Decision Trees in scikit-learn by default uses the gini impurity measure which is defined by the following equation:
$$G_i = 1 - \sum_{k=1}^{n}p_{i, k}^2$$
Where $G_i$ is the gini impurity of the $i^{th}$ node and $p_{i, k}$ is the ratio of instances of class _k_ in the node _i_. But instead of this, we can
choose to measure impurity using _entropy_(by setting the _criterion_ hyperparameter to "entropy"). For example the entropy of a set is equal to 0 when
all the instances present in it belong to 1 class.
$$H_i = -\sum_{k=1}^{n}p_{i, k}\log _2 (p_{i, k})$$
They usually produce the same trees but gini impurity is slighty faster to compute however entropy as tendency to produce more
balanced trees.

## Regularizing a decision tree

By default decision trees have an unlimited number of nodes which means it will eventually fit the data nearly perfectly (sometime overfitting it). The
way to avoid the overfitting to to restrain the maximum number of nodes through the _max\_depth_ parameter other parameters will also restrict the size
and shape of the tree:
- _max\_features_: The maximum number of features that are evaluated before splitting each node.
- _max\_leaf\_nodes_: The maximum of leafs the trees is allowed to have.
- _min\_samples\_split_: Minimum number of samples a node can have before splitting it.
- _min\_samples\_leaf_: Minimum number of leafs that have to be created.

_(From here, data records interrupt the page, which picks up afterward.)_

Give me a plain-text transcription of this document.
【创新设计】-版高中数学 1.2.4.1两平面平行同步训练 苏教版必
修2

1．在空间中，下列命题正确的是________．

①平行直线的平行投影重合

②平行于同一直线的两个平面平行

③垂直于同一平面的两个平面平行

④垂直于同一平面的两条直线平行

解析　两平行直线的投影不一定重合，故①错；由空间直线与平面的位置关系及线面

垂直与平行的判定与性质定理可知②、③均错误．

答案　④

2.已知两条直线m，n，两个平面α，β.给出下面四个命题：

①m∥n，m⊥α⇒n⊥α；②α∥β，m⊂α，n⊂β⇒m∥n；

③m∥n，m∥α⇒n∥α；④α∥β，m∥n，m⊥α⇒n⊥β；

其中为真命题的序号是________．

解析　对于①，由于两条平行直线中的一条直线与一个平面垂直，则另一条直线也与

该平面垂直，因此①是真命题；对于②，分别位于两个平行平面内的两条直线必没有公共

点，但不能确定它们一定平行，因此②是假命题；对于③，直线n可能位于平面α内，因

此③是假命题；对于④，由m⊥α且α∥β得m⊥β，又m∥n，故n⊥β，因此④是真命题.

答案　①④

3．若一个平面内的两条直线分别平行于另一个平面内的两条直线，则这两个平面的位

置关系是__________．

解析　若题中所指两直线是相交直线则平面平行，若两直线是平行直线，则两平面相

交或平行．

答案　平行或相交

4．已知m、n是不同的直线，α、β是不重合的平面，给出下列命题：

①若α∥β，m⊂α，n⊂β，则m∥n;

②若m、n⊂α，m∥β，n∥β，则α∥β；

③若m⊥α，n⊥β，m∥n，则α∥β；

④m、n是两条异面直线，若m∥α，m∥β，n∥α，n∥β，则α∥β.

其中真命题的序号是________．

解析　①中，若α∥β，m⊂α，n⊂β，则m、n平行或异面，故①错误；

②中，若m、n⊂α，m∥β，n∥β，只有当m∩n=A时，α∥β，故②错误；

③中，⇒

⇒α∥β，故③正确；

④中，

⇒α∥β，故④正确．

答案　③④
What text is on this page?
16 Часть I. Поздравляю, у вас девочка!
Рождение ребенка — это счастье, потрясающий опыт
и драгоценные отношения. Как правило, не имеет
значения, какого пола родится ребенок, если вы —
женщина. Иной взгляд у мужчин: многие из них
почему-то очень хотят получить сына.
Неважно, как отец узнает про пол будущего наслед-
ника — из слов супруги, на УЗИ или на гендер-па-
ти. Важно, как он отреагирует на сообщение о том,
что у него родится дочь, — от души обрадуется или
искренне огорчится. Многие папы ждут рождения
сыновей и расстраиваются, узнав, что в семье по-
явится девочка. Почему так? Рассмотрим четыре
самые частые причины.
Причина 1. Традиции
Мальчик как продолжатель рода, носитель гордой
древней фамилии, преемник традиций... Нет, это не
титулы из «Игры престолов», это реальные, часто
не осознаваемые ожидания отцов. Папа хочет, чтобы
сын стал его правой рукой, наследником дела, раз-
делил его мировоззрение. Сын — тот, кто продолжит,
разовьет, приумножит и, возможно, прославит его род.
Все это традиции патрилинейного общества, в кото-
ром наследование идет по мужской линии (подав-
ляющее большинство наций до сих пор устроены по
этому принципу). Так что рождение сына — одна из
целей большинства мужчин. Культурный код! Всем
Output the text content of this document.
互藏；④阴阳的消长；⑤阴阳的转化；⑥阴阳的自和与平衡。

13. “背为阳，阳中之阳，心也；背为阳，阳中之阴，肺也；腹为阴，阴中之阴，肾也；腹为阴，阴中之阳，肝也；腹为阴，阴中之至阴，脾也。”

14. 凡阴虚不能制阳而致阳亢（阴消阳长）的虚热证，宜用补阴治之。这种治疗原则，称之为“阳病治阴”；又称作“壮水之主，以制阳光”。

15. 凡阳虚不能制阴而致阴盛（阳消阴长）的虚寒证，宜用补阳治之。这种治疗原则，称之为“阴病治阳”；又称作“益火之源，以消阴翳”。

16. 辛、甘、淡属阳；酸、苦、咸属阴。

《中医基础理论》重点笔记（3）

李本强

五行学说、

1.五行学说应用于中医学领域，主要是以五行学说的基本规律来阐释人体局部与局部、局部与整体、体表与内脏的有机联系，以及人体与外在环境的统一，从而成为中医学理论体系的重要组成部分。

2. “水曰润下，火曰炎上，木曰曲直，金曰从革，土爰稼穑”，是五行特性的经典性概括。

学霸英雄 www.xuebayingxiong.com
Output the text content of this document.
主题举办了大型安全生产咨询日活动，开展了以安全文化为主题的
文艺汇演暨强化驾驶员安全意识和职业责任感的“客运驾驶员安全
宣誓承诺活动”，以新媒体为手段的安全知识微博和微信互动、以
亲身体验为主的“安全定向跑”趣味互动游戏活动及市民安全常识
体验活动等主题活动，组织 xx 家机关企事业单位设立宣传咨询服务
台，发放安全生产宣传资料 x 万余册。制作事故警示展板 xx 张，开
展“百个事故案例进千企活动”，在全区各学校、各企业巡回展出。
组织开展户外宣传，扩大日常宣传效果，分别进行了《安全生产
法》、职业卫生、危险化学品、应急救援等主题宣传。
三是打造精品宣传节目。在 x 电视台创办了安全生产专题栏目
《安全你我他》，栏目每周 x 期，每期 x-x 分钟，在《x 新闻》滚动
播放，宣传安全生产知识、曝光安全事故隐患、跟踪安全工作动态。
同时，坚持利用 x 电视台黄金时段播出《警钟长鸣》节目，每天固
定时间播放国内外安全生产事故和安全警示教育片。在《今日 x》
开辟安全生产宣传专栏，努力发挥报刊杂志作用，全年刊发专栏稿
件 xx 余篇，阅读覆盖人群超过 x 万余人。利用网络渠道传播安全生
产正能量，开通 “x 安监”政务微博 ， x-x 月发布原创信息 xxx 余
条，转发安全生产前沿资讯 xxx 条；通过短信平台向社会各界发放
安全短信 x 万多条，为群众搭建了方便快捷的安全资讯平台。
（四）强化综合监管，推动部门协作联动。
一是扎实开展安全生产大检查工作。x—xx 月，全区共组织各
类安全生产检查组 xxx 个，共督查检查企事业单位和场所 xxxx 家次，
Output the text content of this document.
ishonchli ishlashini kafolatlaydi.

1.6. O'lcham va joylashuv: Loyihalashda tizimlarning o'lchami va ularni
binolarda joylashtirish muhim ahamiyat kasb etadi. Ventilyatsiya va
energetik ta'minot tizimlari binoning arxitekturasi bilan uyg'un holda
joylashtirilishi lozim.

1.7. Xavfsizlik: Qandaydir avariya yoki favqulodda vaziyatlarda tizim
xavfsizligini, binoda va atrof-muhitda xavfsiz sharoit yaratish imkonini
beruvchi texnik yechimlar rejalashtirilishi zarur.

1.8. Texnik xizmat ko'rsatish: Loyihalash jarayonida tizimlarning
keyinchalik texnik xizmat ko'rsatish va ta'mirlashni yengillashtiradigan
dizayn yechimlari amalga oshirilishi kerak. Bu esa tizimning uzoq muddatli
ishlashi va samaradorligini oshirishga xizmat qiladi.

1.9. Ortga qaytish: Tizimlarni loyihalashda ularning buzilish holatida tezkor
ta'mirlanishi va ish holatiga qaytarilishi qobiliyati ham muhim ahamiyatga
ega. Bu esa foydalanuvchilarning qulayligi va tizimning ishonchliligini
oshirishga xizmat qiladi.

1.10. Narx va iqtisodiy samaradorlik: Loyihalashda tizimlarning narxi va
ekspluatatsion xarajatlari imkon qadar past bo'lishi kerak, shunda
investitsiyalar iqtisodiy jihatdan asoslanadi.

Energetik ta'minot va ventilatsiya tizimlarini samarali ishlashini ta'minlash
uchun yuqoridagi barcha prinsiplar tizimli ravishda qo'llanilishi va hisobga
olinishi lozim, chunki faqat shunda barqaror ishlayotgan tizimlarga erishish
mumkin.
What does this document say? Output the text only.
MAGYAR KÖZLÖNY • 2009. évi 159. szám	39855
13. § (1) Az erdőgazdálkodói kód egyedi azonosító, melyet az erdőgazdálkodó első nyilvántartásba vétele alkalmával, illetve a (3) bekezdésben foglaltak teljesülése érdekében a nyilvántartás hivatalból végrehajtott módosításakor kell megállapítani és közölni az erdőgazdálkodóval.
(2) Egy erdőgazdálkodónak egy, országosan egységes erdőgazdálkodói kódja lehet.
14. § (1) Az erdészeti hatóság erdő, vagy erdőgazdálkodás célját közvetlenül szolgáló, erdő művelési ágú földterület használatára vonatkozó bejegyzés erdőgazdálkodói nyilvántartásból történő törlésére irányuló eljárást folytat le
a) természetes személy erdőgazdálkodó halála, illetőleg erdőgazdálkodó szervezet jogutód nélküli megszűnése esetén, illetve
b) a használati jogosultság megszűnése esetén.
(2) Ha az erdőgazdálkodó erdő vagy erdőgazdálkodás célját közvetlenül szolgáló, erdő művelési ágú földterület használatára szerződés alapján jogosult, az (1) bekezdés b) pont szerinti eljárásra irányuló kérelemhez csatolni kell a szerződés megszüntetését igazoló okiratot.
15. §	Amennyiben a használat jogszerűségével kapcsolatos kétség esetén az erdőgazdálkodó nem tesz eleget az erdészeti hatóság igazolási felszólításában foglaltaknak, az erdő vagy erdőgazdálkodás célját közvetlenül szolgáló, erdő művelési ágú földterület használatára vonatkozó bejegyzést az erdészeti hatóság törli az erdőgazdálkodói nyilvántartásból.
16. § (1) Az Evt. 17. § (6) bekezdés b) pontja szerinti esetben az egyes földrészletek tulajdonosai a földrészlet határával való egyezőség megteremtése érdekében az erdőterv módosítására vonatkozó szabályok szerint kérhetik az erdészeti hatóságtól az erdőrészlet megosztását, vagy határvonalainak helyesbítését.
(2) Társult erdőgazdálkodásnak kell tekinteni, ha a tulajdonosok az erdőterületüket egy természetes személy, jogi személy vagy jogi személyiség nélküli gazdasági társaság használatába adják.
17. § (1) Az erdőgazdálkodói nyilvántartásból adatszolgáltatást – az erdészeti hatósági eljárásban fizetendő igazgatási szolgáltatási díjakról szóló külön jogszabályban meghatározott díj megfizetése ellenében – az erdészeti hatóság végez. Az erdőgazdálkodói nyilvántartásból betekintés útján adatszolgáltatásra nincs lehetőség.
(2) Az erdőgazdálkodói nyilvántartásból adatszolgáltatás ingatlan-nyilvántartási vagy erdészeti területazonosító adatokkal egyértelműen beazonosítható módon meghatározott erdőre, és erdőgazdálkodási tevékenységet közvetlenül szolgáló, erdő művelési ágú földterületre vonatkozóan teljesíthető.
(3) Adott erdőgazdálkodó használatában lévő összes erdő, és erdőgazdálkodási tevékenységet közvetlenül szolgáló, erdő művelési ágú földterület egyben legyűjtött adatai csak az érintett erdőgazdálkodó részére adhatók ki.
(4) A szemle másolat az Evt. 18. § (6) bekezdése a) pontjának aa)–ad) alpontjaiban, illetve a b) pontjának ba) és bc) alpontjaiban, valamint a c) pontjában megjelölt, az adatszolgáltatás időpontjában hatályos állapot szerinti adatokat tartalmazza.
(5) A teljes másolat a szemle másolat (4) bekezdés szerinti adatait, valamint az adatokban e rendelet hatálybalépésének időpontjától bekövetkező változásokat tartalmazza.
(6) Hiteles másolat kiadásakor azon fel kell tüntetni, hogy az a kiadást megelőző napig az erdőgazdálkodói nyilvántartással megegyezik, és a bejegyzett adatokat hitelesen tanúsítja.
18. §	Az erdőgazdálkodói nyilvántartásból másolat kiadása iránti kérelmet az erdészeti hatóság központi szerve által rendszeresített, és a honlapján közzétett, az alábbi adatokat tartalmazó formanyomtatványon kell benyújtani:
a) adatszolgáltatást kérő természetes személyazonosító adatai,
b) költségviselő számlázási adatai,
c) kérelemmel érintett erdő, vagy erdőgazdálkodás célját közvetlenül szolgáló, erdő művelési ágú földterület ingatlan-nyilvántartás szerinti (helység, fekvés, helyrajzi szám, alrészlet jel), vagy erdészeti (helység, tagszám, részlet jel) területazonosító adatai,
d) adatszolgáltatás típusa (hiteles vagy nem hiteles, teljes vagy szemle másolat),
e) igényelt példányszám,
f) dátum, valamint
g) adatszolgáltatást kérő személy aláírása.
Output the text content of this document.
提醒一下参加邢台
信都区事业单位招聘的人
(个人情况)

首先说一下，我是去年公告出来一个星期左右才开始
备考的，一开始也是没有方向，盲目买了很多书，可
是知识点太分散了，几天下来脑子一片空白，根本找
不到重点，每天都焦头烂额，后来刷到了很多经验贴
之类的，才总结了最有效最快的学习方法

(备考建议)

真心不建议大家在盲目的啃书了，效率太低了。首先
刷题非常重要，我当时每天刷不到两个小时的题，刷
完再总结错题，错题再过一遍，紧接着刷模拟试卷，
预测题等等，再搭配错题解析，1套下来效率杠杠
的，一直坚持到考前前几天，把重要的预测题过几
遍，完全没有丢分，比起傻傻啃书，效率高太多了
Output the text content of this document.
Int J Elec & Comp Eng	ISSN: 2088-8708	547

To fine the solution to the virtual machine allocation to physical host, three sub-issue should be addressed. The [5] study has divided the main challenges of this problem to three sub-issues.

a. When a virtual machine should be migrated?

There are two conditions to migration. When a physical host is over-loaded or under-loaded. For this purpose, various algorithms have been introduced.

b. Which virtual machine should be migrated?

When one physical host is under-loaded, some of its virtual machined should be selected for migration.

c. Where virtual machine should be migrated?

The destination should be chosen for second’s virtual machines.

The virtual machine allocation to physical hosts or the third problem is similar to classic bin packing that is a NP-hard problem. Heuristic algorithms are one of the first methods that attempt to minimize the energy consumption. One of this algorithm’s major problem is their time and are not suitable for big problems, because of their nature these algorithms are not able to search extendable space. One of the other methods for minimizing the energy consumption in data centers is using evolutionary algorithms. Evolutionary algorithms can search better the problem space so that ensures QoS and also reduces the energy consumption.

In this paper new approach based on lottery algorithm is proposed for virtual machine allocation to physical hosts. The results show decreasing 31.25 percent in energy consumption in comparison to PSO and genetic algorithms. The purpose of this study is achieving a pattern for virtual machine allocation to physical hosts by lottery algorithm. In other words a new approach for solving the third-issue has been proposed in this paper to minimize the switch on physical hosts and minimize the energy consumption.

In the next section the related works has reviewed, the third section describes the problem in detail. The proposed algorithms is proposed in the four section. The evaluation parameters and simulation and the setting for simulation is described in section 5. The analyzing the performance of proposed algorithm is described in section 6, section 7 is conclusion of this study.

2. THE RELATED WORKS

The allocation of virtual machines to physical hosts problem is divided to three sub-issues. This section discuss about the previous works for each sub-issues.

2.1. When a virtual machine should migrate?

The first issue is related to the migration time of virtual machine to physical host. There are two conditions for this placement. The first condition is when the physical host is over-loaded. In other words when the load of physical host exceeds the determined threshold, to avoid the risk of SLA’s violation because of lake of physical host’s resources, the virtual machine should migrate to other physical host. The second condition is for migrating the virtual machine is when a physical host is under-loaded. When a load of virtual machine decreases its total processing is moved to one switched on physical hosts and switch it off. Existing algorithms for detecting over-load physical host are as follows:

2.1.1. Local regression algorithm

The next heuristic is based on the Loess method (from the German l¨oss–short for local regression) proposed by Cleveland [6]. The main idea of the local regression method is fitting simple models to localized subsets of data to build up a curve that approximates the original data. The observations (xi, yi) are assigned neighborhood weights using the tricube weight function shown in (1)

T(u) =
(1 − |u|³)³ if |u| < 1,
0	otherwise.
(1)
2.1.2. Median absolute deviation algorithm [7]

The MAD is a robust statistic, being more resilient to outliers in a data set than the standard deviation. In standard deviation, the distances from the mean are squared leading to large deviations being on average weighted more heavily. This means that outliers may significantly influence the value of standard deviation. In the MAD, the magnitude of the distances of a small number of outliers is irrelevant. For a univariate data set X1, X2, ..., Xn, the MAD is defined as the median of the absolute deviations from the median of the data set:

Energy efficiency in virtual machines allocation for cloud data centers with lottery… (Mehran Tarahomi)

Let's take the moon dataset and train one unregularized and one with the min_samples_leaf=5:

In [10]:
from sklearn.datasets import make_moons

X_moons, y_moons = make_moons(n_samples=150, noise=0.2, random_state=42)
tree_clf1 = DecisionTreeClassifier(random_state=42)
tree_clf2 = DecisionTreeClassifier(min_samples_leaf=5, random_state=42)
tree_clf1.fit(X_moons, y_moons)
tree_clf2.fit(X_moons, y_moons)
# Let's evaluate this 2 models
X_moons_test, y_moons_test = make_moons(n_samples=1000, noise=0.2, random_state=43)
print(tree_clf1.score(X_moons_test, y_moons_test))
print(tree_clf2.score(X_moons_test, y_moons_test))

0.898
0.92


## Regression tasks with decision trees

Let's train a decision regressor using a random dataset:

In [12]:
from sklearn.tree import DecisionTreeRegressor
import numpy as np

np.random.seed(42)
X_quad = np.random.rand(200, 1) - 0.5
y_quad = X_quad ** 2 + 0.025 * np.random.randn(200, 1)

tree_reg = DecisionTreeRegressor(max_depth=2, random_state=42)
tree_reg.fit(X_quad, y_quad)

The difference between this and a classification decision tree is that the CART algorithm here try to minimize MSE instead of the gini/entropy algorithm.
Here is the exact cost function that is being used:
$$J(k, t_k) = \frac{m_{left}}{m}MSE_{left} + \frac{m_{right}}{m}MSE_{right}$$
And
$$MSE_{node} = \frac{\sum_{i \epsilon node}(\hat{y}_{node} - y^{(i)})^2}{m_{node}}$$
$$\hat{y} = \frac{\sum_{i \epsilon node} y^{(i)}}{m_{node}}$$

As always we can regularize this model using the same techniques outlined earlier.